# Travelling to Australia while 457 Visa is processed



## Dada (Aug 21, 2013)

Hey,

I read many threads about this topic but at least I don´t found any sufficient answer, often the answers are contrarily.

I have lodged my 457 Visa at the 24th of September (Outside Australia), it´s still beeing processed (Of course, I know it can take up to 8 weeks or even longer!). In the near past,the processing time was 4 weeks, therefore I already booked my flights to Australia. The flight will be 3rd of December. 

Now the big question is, if the visa isn´t approved at this specific date, will it be possible to get a tourist visa for traveling? Start date for my new job is at the beginning of January. 

If so, do I have to leave and reenter the country once the 457 visa is approved to officially get it?

Thanks for your support and help!

Daniel


----------



## Maggie-May24 (Jul 24, 2011)

I'm not aware of any reason you can't come to Australia on a tourist visa while waiting for the decision for your 457. However, it's possible Immigration will pay close attention to your tourist application if they feel there's a possibility that you'll start working before your 457 visa and that's something you absolutely can't do or you risk having them revoke any visas and banning you for 3 years.

I know the immigration website says not to book flights, sell your house, etc. before the decision is made, but I think that's to protect people from making expensive and life-changing decisions before knowing whether they are approved for their visa.


----------



## CCMS (Oct 10, 2013)

You could be granted a tourist visa if you meet the "genuine visitor" requirements, (for example holidays), while you wait for the visa grant. The 457 can be granted while you are in Australia.

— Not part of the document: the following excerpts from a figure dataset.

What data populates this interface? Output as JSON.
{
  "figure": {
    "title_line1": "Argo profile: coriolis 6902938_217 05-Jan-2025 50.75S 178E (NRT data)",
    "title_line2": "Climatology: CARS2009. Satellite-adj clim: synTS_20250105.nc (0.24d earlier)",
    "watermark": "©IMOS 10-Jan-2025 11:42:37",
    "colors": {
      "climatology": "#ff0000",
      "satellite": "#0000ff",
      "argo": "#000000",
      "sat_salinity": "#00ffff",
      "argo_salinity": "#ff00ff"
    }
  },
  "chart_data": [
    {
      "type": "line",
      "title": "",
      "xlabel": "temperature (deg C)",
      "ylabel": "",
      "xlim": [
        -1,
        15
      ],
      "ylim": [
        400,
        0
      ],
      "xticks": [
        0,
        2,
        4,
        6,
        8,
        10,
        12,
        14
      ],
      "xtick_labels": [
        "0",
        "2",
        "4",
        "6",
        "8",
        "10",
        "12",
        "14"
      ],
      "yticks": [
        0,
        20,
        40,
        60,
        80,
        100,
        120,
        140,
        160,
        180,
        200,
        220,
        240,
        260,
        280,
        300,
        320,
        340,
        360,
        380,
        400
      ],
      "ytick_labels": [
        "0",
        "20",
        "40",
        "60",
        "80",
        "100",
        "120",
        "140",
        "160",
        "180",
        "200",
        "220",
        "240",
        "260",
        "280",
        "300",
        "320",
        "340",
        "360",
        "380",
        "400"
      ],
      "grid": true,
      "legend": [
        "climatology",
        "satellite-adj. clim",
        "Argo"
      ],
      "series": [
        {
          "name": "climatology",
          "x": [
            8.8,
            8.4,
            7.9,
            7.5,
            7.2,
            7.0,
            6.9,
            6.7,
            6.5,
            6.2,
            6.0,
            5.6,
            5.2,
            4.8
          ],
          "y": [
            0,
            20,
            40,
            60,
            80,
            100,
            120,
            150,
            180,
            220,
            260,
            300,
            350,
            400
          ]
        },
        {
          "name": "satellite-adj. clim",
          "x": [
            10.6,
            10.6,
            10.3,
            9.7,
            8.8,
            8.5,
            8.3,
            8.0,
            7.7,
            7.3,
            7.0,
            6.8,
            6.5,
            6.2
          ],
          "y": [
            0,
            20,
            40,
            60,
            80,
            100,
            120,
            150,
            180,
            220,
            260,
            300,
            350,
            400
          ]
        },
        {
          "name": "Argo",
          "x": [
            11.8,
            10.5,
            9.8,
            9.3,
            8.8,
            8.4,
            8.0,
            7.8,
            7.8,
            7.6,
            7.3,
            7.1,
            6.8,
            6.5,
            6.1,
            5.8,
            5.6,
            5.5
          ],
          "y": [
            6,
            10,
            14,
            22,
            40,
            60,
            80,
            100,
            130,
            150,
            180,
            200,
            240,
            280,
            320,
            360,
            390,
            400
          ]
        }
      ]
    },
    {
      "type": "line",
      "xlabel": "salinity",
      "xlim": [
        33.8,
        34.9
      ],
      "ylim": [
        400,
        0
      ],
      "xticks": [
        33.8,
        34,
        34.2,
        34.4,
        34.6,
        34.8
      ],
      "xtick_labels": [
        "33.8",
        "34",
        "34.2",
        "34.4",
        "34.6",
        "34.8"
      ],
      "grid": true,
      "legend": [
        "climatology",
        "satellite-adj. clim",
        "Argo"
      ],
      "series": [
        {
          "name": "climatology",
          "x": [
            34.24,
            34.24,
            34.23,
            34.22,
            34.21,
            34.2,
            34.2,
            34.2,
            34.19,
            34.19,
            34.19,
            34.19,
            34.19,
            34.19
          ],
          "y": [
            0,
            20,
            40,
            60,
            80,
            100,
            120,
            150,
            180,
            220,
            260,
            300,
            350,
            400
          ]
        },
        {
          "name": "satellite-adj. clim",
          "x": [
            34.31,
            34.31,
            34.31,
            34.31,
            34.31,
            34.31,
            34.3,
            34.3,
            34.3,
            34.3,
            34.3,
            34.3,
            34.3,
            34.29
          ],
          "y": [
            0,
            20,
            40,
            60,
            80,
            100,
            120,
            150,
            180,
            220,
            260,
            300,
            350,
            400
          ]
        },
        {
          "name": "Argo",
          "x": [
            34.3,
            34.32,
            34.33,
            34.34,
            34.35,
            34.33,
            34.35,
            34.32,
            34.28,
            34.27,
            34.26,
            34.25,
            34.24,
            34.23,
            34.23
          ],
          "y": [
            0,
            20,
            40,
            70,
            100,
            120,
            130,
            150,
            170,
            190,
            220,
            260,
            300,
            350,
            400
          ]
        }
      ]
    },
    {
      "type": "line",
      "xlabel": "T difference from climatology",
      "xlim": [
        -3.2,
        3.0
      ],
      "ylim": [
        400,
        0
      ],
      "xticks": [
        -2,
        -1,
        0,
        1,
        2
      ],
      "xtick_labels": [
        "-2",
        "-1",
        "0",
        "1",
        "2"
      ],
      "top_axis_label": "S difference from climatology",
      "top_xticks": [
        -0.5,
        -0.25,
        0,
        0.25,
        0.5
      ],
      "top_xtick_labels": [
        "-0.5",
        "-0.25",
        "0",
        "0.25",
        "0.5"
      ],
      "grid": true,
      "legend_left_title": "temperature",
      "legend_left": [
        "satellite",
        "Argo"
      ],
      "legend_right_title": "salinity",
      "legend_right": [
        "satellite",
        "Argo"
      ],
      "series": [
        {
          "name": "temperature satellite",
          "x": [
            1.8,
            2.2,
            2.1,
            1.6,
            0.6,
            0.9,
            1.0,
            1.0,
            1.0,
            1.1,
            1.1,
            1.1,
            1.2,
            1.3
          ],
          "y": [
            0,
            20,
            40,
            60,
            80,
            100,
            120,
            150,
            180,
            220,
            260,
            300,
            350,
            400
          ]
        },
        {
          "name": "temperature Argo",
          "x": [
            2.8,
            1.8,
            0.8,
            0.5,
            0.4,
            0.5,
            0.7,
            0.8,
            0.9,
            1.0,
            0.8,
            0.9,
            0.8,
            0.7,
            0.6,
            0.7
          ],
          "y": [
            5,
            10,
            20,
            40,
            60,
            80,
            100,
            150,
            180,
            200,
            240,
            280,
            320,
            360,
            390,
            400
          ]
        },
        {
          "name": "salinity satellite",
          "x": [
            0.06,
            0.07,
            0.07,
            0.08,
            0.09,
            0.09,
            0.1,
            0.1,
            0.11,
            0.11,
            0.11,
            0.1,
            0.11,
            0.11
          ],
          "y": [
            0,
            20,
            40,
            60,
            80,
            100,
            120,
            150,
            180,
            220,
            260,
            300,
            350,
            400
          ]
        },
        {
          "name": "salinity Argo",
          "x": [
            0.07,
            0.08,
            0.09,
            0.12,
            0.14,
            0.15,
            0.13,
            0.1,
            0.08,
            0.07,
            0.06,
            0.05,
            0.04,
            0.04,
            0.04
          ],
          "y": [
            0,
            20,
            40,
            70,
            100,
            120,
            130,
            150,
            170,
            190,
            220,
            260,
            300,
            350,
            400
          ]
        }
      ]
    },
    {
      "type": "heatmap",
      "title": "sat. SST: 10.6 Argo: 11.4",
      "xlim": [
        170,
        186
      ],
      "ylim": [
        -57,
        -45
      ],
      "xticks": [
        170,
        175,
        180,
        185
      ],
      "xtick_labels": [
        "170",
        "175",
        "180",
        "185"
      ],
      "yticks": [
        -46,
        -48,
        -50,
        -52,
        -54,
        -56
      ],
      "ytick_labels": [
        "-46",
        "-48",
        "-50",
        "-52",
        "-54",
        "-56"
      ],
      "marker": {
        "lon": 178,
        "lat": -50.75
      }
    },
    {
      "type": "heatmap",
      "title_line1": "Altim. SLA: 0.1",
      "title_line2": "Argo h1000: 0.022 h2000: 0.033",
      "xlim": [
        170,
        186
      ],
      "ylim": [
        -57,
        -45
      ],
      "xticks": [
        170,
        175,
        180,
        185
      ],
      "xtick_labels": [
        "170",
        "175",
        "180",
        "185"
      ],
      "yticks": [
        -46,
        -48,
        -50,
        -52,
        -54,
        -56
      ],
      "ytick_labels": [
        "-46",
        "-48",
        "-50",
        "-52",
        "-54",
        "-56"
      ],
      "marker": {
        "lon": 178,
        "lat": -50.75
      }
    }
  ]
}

Keep in mind that a visa ceases to be in effect when another one comes into effect, so you want to make sure that you don't unintentionally apply for a tourist visa after the 457 has been granted .


----------



## kalle (Nov 26, 2013)

Daniel,

I'm in the exact same situation as you are.
Could you please keep us updated, in particular if you're traveling to Australia on a tourist visa? Would be really helpful for others!

Thanks!


----------